Their conversation flowed easily, a rapid-fire exchange of technical specifications, auction tactics, and dreams of future breakthroughs. The rivalry was still there, a competitive spark that pushed them both, but it was now overlaid with a burgeoning camaraderie, a sense of shared purpose.

Missy wandered in, drawn by the scent of pizza. "Ooh, pizza! Can I have some?"

Charlie and Paige readily made room for her. Missy, with her uncomplicated worldview and infectious enthusiasm, was a grounding presence, a reminder of the world outside their highly focused bubble of invention.
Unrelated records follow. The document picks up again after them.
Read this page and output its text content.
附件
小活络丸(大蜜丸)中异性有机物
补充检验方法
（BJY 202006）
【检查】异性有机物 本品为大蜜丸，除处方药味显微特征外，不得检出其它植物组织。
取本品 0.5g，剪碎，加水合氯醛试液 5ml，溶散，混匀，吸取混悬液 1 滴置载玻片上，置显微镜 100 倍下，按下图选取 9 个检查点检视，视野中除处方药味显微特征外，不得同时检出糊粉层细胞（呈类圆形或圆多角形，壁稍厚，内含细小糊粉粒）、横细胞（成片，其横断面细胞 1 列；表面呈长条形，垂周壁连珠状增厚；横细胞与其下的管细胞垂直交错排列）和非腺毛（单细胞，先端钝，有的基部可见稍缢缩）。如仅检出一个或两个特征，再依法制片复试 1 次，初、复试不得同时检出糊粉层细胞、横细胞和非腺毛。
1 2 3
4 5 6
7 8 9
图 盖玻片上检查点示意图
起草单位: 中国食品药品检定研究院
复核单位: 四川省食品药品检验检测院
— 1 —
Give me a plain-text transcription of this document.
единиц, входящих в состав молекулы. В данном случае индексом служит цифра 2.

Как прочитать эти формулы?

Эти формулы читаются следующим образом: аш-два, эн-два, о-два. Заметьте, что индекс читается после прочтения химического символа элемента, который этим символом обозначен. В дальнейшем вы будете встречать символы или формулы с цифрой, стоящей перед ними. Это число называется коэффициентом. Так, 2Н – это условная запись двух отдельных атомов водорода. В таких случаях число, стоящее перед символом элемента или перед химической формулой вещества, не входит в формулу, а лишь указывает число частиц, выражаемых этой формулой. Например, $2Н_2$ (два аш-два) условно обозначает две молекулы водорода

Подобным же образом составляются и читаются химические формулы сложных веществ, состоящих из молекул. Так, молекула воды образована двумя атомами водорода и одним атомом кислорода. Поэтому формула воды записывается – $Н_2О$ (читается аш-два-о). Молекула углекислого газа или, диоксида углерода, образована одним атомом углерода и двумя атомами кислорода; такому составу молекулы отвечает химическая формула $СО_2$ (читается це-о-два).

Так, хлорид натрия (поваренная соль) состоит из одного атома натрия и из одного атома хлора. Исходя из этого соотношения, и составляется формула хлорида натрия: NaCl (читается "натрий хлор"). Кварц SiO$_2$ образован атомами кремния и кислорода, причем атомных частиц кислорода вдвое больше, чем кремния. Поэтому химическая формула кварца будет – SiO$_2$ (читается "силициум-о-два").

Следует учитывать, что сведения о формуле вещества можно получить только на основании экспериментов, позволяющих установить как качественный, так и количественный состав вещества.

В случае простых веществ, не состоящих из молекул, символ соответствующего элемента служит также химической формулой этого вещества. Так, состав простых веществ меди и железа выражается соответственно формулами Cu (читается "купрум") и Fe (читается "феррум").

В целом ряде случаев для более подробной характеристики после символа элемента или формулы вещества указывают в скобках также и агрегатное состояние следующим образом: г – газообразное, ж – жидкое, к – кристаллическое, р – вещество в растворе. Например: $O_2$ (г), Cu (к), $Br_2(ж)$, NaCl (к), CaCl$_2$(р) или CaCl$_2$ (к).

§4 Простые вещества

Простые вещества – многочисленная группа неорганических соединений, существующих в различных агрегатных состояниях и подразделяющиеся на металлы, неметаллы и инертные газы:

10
As Charlie watched Paige animatedly explain to Missy (in surprisingly simple terms) why they needed a "special oven to cook tiny metal sandwiches," he felt a sense of profound rightness. This was good. This collaboration, this strange, wonderful partnership with the girl who was both his greatest rival and his most insightful critic, felt like a critical component had just slotted perfectly into place in the grand design of his life.
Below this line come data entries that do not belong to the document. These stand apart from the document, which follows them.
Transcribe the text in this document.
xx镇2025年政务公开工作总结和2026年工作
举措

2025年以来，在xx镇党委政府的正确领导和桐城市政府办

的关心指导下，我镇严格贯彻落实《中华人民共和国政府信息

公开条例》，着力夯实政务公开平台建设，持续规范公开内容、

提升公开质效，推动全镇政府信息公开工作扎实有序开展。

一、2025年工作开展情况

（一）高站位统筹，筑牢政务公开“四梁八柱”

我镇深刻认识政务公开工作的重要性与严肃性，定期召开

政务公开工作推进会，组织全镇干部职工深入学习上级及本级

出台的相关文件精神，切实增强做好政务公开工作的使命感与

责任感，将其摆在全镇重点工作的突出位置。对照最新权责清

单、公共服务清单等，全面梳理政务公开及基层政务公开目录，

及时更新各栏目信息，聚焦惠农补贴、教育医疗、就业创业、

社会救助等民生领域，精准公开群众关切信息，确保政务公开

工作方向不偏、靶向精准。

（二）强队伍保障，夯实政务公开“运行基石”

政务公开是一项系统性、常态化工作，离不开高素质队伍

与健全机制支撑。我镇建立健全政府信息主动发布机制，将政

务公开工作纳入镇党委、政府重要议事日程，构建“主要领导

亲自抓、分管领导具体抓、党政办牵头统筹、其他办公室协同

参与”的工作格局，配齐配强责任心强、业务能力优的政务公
The [Omni-System] offered a new, almost whimsical notification:

[System Update: 'Meemaw Capital Ventures' funding secured. Project 'Revolutionary Transistor' viability increased by 22%. Current Team Morale: High (Pizza-Adjusted). Note: Regular infusion of carbohydrates and caffeine recommended for optimal team performance.]

Charlie grinned. He picked up another slice of pizza. The future of Cooper-Swanson Innovations (a name they'd jokingly thrown around) was looking brighter, and a lot more delicious, than he could have ever imagined. The garage, once his solitary sanctum, was now a shared laboratory, a think tank, and occasionally, a pizzeria. And it was perfect.